A lot of people are afraid of heights. Not me, I’m afraid of widths.
Babies don’t need a vacation, but I still see them at the beach… it pisses me off! I’ll go over to a little baby and say ‘What are you doing here? You haven’t worked a day in your life!’
Cross country skiing is great if you live in a small country.
Everywhere is within walking distance if you have the time.
How young can you die of old age?
I bought some batteries, but they weren’t included.
I bought some instant water one time but I didn’t know what to add to it.
I busted a mirror and got seven years bad luck, but my lawyer thinks he can get me five.
I intend to live forever. So far, so good.
I poured spot remover on my dog.
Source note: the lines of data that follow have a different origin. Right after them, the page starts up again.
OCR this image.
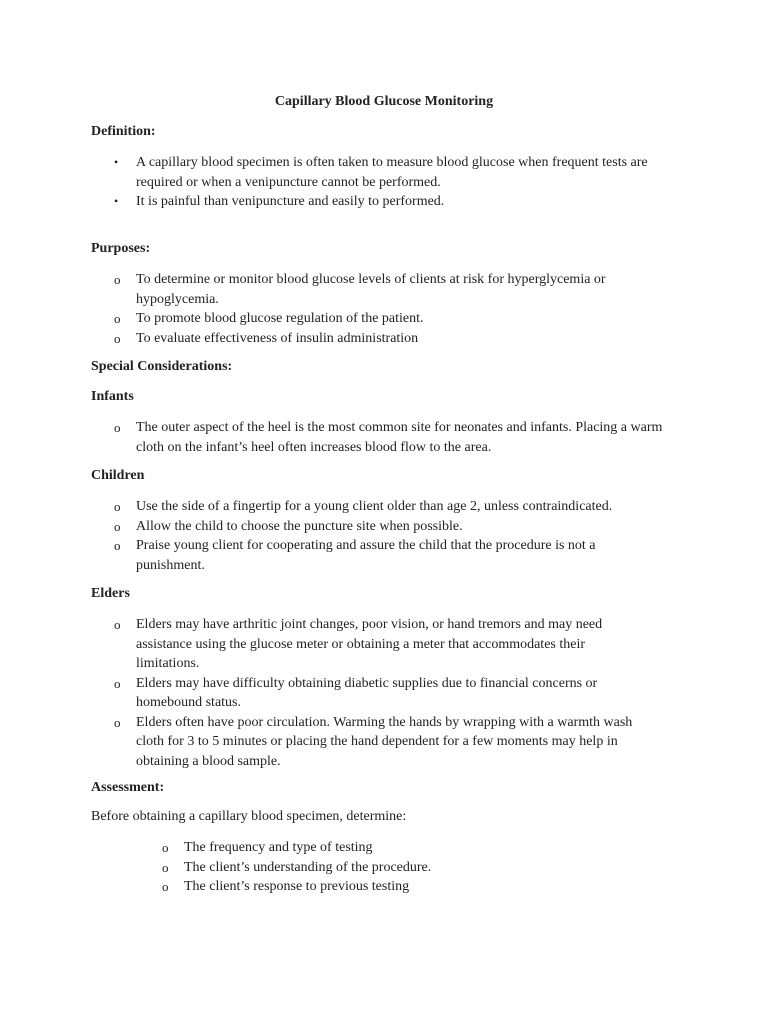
Capillary Blood Glucose Monitoring
Definition:
• A capillary blood specimen is often taken to measure blood glucose when frequent tests are required or when a venipuncture cannot be performed.
• It is painful than venipuncture and easily to performed.
Purposes:
o To determine or monitor blood glucose levels of clients at risk for hyperglycemia or hypoglycemia.
o To promote blood glucose regulation of the patient.
o To evaluate effectiveness of insulin administration
Special Considerations:
Infants
o The outer aspect of the heel is the most common site for neonates and infants. Placing a warm cloth on the infant’s heel often increases blood flow to the area.
Children
o Use the side of a fingertip for a young client older than age 2, unless contraindicated.
o Allow the child to choose the puncture site when possible.
o Praise young client for cooperating and assure the child that the procedure is not a punishment.
Elders
o Elders may have arthritic joint changes, poor vision, or hand tremors and may need assistance using the glucose meter or obtaining a meter that accommodates their limitations.
o Elders may have difficulty obtaining diabetic supplies due to financial concerns or homebound status.
o Elders often have poor circulation. Warming the hands by wrapping with a warmth wash cloth for 3 to 5 minutes or placing the hand dependent for a few moments may help in obtaining a blood sample.
Assessment:
Before obtaining a capillary blood specimen, determine:
o The frequency and type of testing
o The client’s understanding of the procedure.
o The client’s response to previous testing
Now he’s gone.
I put instant coffee in a microwave oven and almost went back in time.
I saw a bank that said ’24 Hour Banking,’ but I don’t have that much time.
I think God’s going to come down and pull civilization over for speeding.
I used to work in a fire hydrant factory. You couldn’t park anywhere near the place.
I was a peripheral visionary. I could see the future, but only way off to the side.
I was reading the dictionary. I thought it was a poem about everything.
I went to a restaurant that serves ‘breakfast at any time’. So I ordered French Toast during the Renaissance.
I went to the bank and asked to borrow a cup of money. They said, ‘What for?’ I said, ‘I’m going to buy some sugar.’
I’m writing a book. I’ve got the page numbers done.
If God dropped acid, would he see people?